The issue has come to a head now due to several fires in the residential building called "Brick End" on the far right of the property. A fire in January caused extensive damage to the rear of building and the owners predict it will cost between $500,000 to $600,000 to restore. The company would like to use the building for office space, citing the growth of the company.
Orcutt said that if granted business zoning, the company plans to expand its number of employees from 75 to up to 100. The current parking lot can hold 100 cars. However, traffic has long been an issue of concern for abutters and as Selectman Tim Hult pointed out, "any spillover parking that goes onto that street is a problem." Orcutt used the limited size of the building as evidence that "there is a check and balance already in place," and did not anticipate that parking would be an issue.

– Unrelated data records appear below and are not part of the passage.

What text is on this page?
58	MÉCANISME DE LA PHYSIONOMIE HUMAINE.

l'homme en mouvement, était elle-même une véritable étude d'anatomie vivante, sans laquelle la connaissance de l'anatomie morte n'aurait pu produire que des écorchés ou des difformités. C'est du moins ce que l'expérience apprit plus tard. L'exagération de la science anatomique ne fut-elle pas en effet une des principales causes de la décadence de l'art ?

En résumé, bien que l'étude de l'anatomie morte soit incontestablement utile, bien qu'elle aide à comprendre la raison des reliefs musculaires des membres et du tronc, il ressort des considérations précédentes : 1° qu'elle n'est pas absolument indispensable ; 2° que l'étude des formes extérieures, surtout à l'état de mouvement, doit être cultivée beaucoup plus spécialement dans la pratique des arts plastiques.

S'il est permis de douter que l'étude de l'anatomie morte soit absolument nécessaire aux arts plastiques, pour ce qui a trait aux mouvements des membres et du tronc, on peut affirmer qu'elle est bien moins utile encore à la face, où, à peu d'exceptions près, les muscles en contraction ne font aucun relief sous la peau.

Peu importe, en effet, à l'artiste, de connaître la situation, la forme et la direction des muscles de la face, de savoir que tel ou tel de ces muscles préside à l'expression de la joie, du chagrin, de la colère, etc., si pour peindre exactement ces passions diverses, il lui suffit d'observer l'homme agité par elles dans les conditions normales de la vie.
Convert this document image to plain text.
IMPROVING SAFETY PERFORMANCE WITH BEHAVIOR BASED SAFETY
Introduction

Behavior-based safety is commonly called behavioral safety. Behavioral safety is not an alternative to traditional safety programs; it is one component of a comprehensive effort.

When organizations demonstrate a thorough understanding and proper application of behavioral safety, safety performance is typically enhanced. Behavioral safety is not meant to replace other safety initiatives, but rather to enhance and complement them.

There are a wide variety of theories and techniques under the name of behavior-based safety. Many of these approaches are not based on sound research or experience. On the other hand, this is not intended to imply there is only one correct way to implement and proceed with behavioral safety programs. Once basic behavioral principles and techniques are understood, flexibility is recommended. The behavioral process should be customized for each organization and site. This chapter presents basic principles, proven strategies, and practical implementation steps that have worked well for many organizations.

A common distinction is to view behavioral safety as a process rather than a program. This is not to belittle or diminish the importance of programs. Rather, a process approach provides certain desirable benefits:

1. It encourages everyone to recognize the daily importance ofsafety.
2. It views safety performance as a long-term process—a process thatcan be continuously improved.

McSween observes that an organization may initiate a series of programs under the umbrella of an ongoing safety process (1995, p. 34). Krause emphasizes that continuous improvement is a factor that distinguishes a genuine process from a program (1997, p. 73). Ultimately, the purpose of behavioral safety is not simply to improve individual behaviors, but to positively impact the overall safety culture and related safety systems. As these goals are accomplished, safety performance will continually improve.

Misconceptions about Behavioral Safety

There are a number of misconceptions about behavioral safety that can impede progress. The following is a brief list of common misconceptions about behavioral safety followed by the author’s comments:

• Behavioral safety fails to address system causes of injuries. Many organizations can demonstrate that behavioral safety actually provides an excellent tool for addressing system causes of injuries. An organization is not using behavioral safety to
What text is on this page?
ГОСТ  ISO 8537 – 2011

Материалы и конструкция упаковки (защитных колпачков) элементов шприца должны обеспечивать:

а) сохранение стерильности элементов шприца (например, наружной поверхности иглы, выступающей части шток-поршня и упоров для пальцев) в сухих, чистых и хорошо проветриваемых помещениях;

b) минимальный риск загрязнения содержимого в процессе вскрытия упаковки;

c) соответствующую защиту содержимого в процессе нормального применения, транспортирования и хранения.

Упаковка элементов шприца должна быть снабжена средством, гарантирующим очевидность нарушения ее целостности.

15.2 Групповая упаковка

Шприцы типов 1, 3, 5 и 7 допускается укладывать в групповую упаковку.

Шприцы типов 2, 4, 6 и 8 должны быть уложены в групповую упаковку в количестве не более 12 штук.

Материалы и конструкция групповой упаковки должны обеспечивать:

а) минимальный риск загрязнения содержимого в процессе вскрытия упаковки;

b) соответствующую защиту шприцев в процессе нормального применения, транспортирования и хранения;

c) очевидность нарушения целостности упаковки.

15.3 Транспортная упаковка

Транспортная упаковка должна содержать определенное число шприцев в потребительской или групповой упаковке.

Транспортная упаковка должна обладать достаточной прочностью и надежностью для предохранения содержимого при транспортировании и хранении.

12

Orcutt also suggested that changing the zoning of the eight-bedroom house from residential to business would decrease the demands being put on the 10,000 gallon septic system.
Selectman John Carpenito expressed concern over the loss of two (market rate) rental units tied to this proposed change. However, the general consensus at the meeting was friendly towards South Street Realty Trust, due in part to the fact that no additional signage was requested, nor outward changes to the site, nor increased parking.
Selectman Tim Hult praised them for being "great citizens and neighbors for 27 years." However, he hoped area residents would take advantage of the public hearing before the ZBA, "My concern is that there is at least one place where abutters can come before a town board and express their opinions on this case."